Mi sono svegliata e non piangevo, mi è sembrato un bel sogno, un inizio di accettazione della sua perdita; dico inizio perché adesso che ho finito il disegno e lo sto postando ho le lacrime agli occhi - ma che ci posso fare, per adesso è così...

E qui Lita mi ha regalato delle frasi bellissime, la ringrazio molto.

sabato 17 novembre 2012

Il venditore ambulante di libri

Da qualche mese nella mia mente è nato un mondo fantastico, un angolo di un pianeta lontano, pietroso e assolato; corsi d'acqua e furiose tempeste hanno scavato diversi canyon, e lungo uno di questi sorge una piccola città.
Con il passare delle settimane aggiungo personaggi, particolari, architetture, e così via. Le prime notti dopo la morte di Milou l'unica cosa che potesse distrarmi era tornare in quel mondo e scavare nuovi piccoli canyon, inventare nuovi animali, immaginare modi di vita.
E' un mondo inventato per il mio divertimento, non c'è una storia da raccontare, né c'è alcun intento di originalità (è tutto ricavato da Moebius, Dune, Star Wars, ecc.).
Non so se avrò il tempo di visualizzare questo luogo, che nella mia mente è già abbastanza pieno di particolari. Intanto ecco lo studio di uno dei personaggi che ci vivono, il venditore ambulante di libri: recupera libri dalle astronavi che hanno fatto naufragio sul pianeta (situato vicino un tunnel spaziale un po' sballato, in cui è facile avvengano incidenti ed errori di destinazione), alcuni sono di carta (ci saranno sempre i libri di carta, chi li ama ne ordina la stampa), altri sono delle specie di eReader sottili in cui ci sono raccolte di libri di vari pianeti - tanto con il traduttore automatico possono essere letti da tutti.

mercoledì 31 ottobre 2012

In loving memory

Schizzo di Milou, la mia cagnolina, realizzato diverso tempo fa.
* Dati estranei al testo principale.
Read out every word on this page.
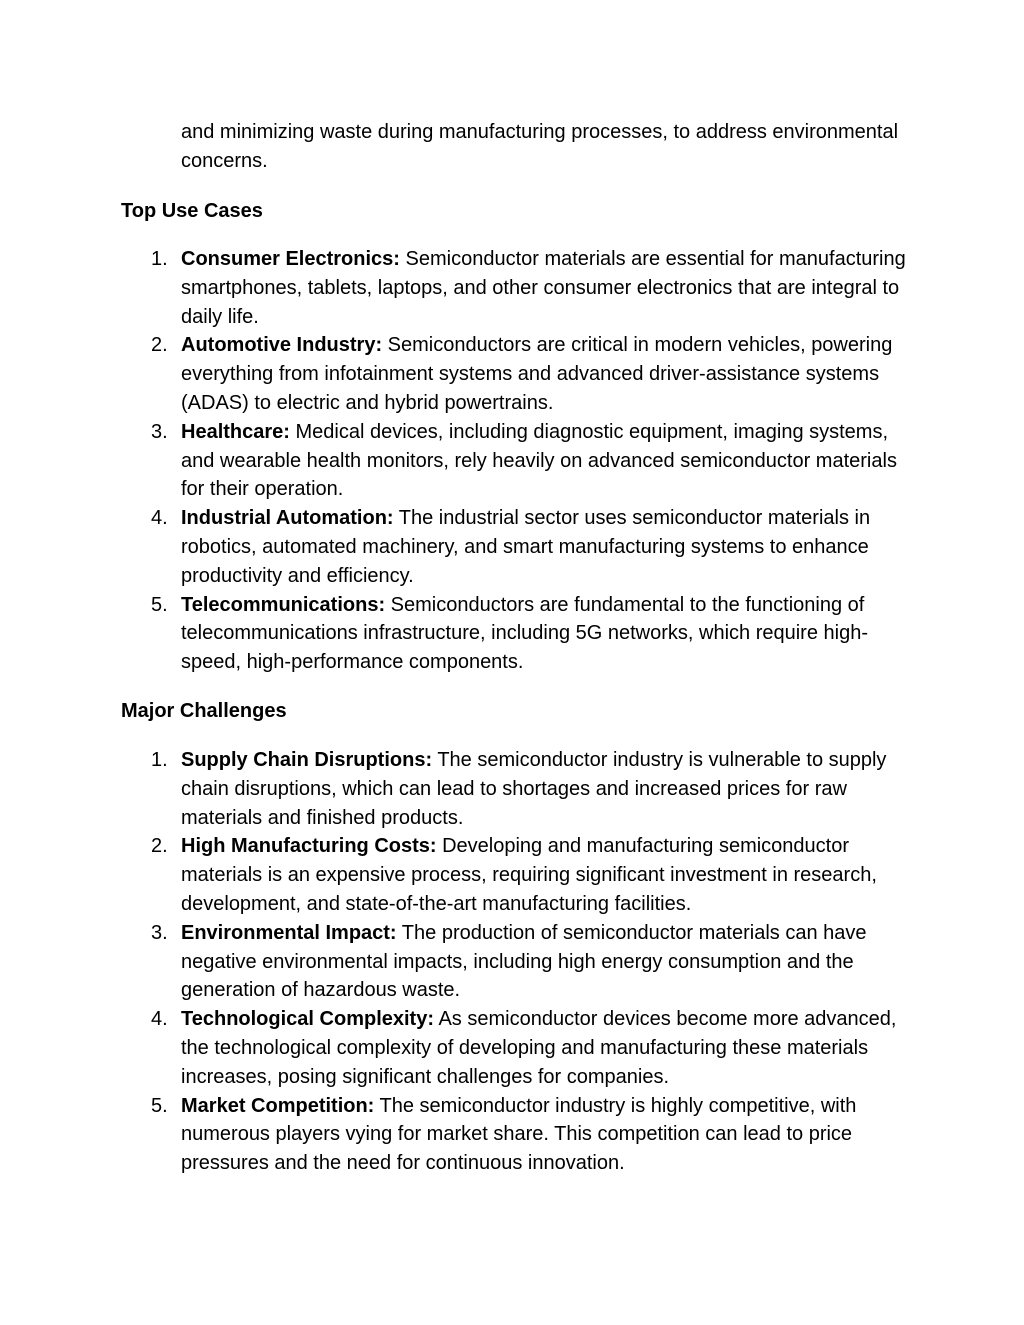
and minimizing waste during manufacturing processes, to address environmental concerns.

Top Use Cases
1. Consumer Electronics: Semiconductor materials are essential for manufacturing smartphones, tablets, laptops, and other consumer electronics that are integral to daily life.
2. Automotive Industry: Semiconductors are critical in modern vehicles, powering everything from infotainment systems and advanced driver-assistance systems (ADAS) to electric and hybrid powertrains.
3. Healthcare: Medical devices, including diagnostic equipment, imaging systems, and wearable health monitors, rely heavily on advanced semiconductor materials for their operation.
4. Industrial Automation: The industrial sector uses semiconductor materials in robotics, automated machinery, and smart manufacturing systems to enhance productivity and efficiency.
5. Telecommunications: Semiconductors are fundamental to the functioning of telecommunications infrastructure, including 5G networks, which require high-speed, high-performance components.
Major Challenges
1. Supply Chain Disruptions: The semiconductor industry is vulnerable to supply chain disruptions, which can lead to shortages and increased prices for raw materials and finished products.
2. High Manufacturing Costs: Developing and manufacturing semiconductor materials is an expensive process, requiring significant investment in research, development, and state-of-the-art manufacturing facilities.
3. Environmental Impact: The production of semiconductor materials can have negative environmental impacts, including high energy consumption and the generation of hazardous waste.
4. Technological Complexity: As semiconductor devices become more advanced, the technological complexity of developing and manufacturing these materials increases, posing significant challenges for companies.
5. Market Competition: The semiconductor industry is highly competitive, with numerous players vying for market share. This competition can lead to price pressures and the need for continuous innovation.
Ieri ho dovuto salutarla per l'ultima volta, a causa di un tumore molto aggressivo.

giovedì 27 settembre 2012

sabato 15 settembre 2012

Sogno dei criceti

Io e un altro tipo eravamo come dei protettori per un gruppo di simil-criceti, una quindicina in tutto.
Questi strani criceti camminavano sulle zampe posteriori, e avevano il bisogno vitale di essere bagnati dall'acqua.
Lungo il nostro cammino ci imbattiamo in una specie di fontanella, ma il problema era che dovevamo mettere le creaturine sotto il getto dell'acqua e così rischiavano di affogare. Il tipo aveva un suo metodo, svitava le teste dei criceti e le appoggiava da parte, poi bagnava il corpo. Le teste stavano ferme immobili, come andassero in trance; io le guardavo con diffidenza, al mio criceto preferito (una specie di Milou) non avrei mai fatto una cosa del genere!
Poi andando avanti nel nostro viaggio incrociamo una specie di enorme e profonda pozzanghera dove un gradino del marciapiede aveva formato una piscinetta bassa; lì i criceti potevano bagnarsi senza temere di affogare, il loro affollarsi mi aveva fatto pensare per un attimo alle rive del Gange.
Il tipo però temeva che i criceti più intraprendenti potessero andare dove l'acqua era più profonda, e affogare, quindi mi esortava a continuare il viaggio e trovare un altro posto più sicuro.

domenica 12 agosto 2012

Dormiveglia 2

L'altro giorno ero mezza sveglia di mattina presto, in mezzo a quella fase di dormiveglia per cui non si distingue il sogno dalla realtà. Avevo gli occhi chiusi, ma sentivo questa sveglia che suonava, molesta: tu tu tu tu tu tu (notare che non esiste nella mia casa il tipo di sveglia che visualizzavo nella mente, tutto inventato). Poi questo suono ritmato e robotico si trasforma delicatamente nel verso di un piccione - e il piccione era vero, camminava sul davanzale della finestra.
Mi riaddormento - o così mi sembra: visualizzo questa insalatiera piena delle componenti interne di un Mac (anche qui: mai viste); bisognava aggiornare il computer a Mountain Lion, e si poteva farlo versandoci una salsina, poi si mescolava tutto ben bene e si rimetteva tutto a posto.
A questo punto mi sono svegliata, o meglio, mi sono alzata, temevo di andare avanti a immaginarmi le cose più assurde.

mercoledì 1 agosto 2012

Tanto per...

Disegnino veloce fatto su iPad con ArtStudio (col ditino, niente pennino questa volta).
Ultimamente il mio tempo libero lo sto impiegando per il "Diario", per cui qui posterò poco quest'estate.

giovedì 26 luglio 2012

Sogno delle isole semoventi

Giorni fa ho sognato che andavo in giro in mezzo a questo paesaggio piatto, sabbioso, un po' bagnato (come se il mare si fosse ritirato), pieno di isolette verticali smangiucchiate nelle forme più varie, apparentemente solide, in realtà fatte in parte di roccia porosa e in parte di sabbia solidificata.
Il vento teso e costante di questo luogo a volte diventava più forte, e comunque senza neanche che uno se ne accorgesse giorno dopo giorno riusciva a spostare letteralmente le isolette di qualche metro, cambiandone un po' la forma. 
Il risultato era che dopo giorni una tale isoletta poteva trovarsi spostata di molto, e dopo settimane chissà, arrivare in altri luoghi. Pensavo che sulla cima di queste isolette c'era abbastanza spazio per costruirci un rifugio, se ci fossi salita magari avrei potuto viaggiare senza neanche accorgermene.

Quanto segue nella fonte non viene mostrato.